Nel provvedimento si prende atto che, secondo le consulenze richiamate negli atti, il decesso è “ragionevolmente da riferirsi” a un effetto avverso da vaccinazione e che, parallelamente, non emergono criticità nell’operato sanitario “in senso stretto” nella fase prevaccinale, vaccinale e immediatamente successiva; tuttavia, il giudice evidenzia che l’oggetto delle indagini non deve necessariamente fermarsi al personale sanitario intervenuto, ma va esteso alla catena organizzativa e decisionale che, nel periodo pandemico, ha condotto alle scelte sull’impiego di AstraZeneca e, in particolare, alla sua somministrazione anche a fasce più giovani.
La decisione di non archiviare, come motivato, si fonda soprattutto su elementi prodotti con l’opposizione della persona offesa, tra cui materiali relativi a riunioni del Comitato tecnico scientifico, dai quali emergerebbero discussioni e valutazioni critiche successive ai decessi, ma che rendono necessario chiarire un punto: se dubbi e perplessità sulla sicurezza e sul bilanciamento rischi-benefici per la popolazione più giovane fossero maturati solo “dopo”, oppure se segnali e allarmi fossero già disponibili prima della vaccinazione di Francesca Tuscano, anche in relazione alle evidenze e alle decisioni cautelative assunte in ambito europeo nel marzo 2021.
L’ordinanza insiste inoltre su un ulteriore profilo di approfondimento: quali fossero, in concreto, gli elementi valutativi nella disponibilità dell’Agenzia italiana del farmaco nel momento in cui venne revocata la sospensione precauzionale del vaccino, e se – alla luce dei fattori predisponenti individuali indicati negli atti, come l’assunzione di estro-progestinici dichiarata nel modulo di consenso – fosse esigibile un diverso livello di cautela o una diversa scelta di opportunità, quantomeno per soggetti con specifici fattori di rischio.
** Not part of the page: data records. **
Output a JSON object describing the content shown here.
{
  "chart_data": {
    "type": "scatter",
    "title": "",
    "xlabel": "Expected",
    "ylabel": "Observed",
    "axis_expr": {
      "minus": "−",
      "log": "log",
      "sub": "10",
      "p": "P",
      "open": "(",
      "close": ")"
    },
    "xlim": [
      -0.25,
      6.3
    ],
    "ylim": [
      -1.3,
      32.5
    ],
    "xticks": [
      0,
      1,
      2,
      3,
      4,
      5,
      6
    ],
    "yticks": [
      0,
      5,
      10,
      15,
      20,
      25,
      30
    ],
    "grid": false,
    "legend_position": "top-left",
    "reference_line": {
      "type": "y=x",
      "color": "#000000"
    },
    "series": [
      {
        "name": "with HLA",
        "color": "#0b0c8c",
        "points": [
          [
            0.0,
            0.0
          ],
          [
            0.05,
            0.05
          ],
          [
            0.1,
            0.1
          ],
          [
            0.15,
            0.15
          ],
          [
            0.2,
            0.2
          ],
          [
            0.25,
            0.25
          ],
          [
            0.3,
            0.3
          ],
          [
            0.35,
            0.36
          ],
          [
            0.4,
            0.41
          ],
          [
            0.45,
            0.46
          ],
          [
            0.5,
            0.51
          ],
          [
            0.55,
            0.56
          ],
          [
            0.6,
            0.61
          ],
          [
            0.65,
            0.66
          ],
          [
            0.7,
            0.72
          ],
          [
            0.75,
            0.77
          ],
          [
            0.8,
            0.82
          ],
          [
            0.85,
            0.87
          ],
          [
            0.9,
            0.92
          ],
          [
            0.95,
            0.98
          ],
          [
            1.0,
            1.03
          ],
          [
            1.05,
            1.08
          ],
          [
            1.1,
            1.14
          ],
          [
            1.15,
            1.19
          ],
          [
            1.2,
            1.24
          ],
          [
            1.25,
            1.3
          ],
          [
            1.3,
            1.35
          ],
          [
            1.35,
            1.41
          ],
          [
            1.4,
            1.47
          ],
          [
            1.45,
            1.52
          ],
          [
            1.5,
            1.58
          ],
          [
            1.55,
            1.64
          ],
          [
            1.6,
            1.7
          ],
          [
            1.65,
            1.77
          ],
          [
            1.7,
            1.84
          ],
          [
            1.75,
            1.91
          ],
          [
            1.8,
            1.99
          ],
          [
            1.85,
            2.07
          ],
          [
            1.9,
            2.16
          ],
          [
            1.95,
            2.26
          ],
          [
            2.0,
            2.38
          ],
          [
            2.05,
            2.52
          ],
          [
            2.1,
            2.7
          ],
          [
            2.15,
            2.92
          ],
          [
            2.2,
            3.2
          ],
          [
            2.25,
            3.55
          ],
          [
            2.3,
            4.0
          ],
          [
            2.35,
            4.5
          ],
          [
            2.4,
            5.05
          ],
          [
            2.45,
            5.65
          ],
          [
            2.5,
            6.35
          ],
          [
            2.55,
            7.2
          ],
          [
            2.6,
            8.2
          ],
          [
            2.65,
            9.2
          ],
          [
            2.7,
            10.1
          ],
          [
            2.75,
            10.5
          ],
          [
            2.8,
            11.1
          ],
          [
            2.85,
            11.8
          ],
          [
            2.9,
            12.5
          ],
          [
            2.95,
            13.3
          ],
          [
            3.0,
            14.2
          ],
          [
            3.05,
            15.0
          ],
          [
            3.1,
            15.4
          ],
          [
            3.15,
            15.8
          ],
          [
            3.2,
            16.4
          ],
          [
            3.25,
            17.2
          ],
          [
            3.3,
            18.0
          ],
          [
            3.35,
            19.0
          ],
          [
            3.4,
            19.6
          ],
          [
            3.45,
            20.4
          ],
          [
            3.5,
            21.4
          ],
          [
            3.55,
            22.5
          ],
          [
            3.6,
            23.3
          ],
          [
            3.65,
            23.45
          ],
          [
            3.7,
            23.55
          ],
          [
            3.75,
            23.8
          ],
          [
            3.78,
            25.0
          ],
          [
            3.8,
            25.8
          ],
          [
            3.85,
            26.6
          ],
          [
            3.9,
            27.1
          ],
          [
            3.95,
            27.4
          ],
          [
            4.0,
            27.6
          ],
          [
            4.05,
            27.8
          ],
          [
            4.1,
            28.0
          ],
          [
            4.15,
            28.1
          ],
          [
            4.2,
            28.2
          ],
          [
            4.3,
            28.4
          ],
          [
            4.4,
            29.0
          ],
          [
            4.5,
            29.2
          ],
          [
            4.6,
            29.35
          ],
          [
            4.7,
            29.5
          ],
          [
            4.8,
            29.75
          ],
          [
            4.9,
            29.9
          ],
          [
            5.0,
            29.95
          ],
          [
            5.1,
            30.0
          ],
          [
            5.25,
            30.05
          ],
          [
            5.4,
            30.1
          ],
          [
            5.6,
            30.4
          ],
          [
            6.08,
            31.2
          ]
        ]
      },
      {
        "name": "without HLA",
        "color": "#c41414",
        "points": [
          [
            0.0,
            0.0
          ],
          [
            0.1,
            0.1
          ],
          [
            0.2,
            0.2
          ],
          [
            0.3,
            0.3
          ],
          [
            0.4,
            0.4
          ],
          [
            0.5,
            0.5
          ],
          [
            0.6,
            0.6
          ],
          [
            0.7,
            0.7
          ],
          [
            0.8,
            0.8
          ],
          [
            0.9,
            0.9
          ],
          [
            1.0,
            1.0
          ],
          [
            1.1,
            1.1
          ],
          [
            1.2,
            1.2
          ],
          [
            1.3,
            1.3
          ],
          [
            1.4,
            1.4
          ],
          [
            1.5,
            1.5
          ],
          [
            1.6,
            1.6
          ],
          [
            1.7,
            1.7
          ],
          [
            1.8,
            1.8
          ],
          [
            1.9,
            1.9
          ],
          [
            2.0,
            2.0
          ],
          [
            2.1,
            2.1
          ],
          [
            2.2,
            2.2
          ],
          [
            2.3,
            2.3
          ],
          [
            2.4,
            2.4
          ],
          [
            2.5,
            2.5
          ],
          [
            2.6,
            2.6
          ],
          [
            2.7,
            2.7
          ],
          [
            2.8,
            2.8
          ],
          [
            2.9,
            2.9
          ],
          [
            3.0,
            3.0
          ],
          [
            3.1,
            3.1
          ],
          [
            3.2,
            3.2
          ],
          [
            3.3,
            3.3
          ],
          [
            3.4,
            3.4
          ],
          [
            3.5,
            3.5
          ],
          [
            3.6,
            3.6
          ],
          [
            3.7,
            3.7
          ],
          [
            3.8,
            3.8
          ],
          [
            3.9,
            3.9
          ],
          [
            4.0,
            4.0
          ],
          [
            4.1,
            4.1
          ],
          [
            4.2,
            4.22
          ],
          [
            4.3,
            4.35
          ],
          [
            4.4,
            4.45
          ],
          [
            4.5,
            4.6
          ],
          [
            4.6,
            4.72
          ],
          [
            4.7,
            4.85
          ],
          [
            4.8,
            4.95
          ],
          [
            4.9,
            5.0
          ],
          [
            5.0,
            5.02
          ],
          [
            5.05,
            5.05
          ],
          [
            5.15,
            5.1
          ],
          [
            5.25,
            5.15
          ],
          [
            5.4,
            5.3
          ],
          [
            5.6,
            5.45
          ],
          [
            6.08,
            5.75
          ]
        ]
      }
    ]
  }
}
Sullo sfondo, il giudice richiama anche il tema dell’informativa e del consenso, osservando che un’informazione che non facesse cenno al rischio trombotico nei limiti allora già noti potrebbe non essere sufficiente a un consenso realmente informato, richiamando sul punto un precedente della Cassazione in materia.
In conclusione, la giudice dispone la restituzione immediata degli atti al Pubblico ministero e fissa un termine di cinque mesi per nuove indagini, lasciando aperta la possibilità di ulteriori attività istruttorie ritenute necessarie o opportune, con l’obiettivo esplicito di verificare eventuali responsabilità organizzative e decisionali che possano avere causalmente contribuito, in ipotesi colposa, all’evento.